Not all dishes have such simple origins to track down. Egg rolls emerged in the 1930s, a twist on the more traditional Chinese sprint roll. Ding Baozhen, a governor of the Sichuan province in the Qing Dynasty, discovered a spicy marinated chicken dish in the mid-1800s that spread quickly. He was the Palace Guardian, or Kung Pao, as the dish is still known. Zuo Zongtang, better known as General Tso, was a Qing Dynasty statesman and military commander who helped put down the Taiping Rebellion in the later half of the 1800s. Chef Peng Chang-kuei escaped communist China to Taiwan, where he developed General Tso’s chicken and named it after the war hero. It came to New York in the 1970s. Sweet and Sour pork also got its start in the Qing era, in 18th century Cantonese cuisine and spread to the US with the Gold Rush.

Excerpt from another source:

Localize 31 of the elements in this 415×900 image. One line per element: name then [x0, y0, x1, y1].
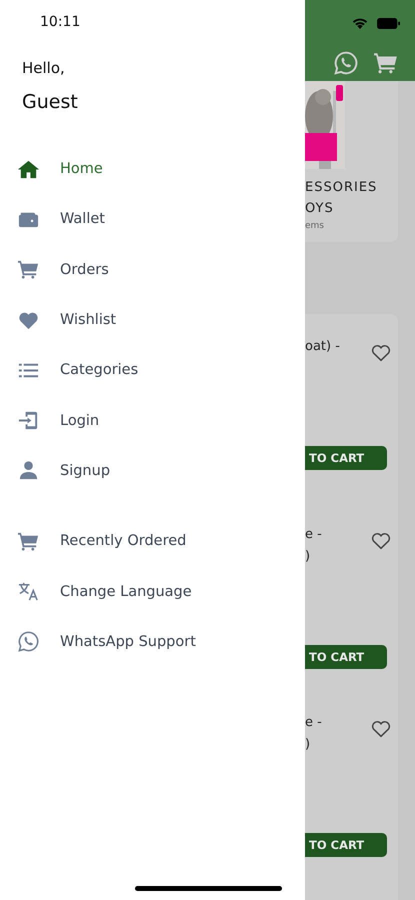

Some dishes are far older. Steamed dumplings were popular from Afghanistan to Japan and go back to the Han Dynasty - possibly invented by the Chinese doctor Zhang Zhongjing in the centuries before or after the turn of the millennia. Peking duck is far older, getting its start in 1300s Ming Dynasty, or Yuan - but close to Shanghai. Otto Reichardt brought the ducks to San Francisco to be served in restaurants in 1901. Chinese diplomats helped popularize the dish in the 1940s as some of their staffs stayed in the US and the dish exploded in popularity in the 1970s - especially after Nixon’s trip to China, which included a televised meal on Tiananmen Square where he and Henry Kissinger ate the dish.
There are countless stories of Chinese-born immigrants bringing their food to the world. Some are emblematic of larger population shifts globally. Cecilia Chiang grew up in Shanghai until Japan invaded, when she and her sister fled to Chengdu, only to flee the Chinese Communists and emigrate to the US in 1959. She opened The Mandarin in 1960 in San Francisco and a second location in 1967. It was an upscale restaurant and introduced a number of new dishes to the US from China. She went on to serve everyone from John Lennon to Julia Child - and her son Philip replaced her in 1989 before starting a more mainstream chain of restaurants he called P.F. Chang’s in 1993. The American dream, as it had come to be known. Plenty of other immigrants from countries around the world were met with open arms. Chemists, biologists, inventors, spies, mathematicians, doctors, physicists, and yes, computer scientists. And of course, chefs. Diversity of thought, diversity of ideas, and diversity-driven innovation can only come from diverse peoples. The hackers innovated over their Americanized versions of Chinese food - many making use of technology developed by immigrants from China, their children, or those who came from other nations. Just as those from nearly every industry did.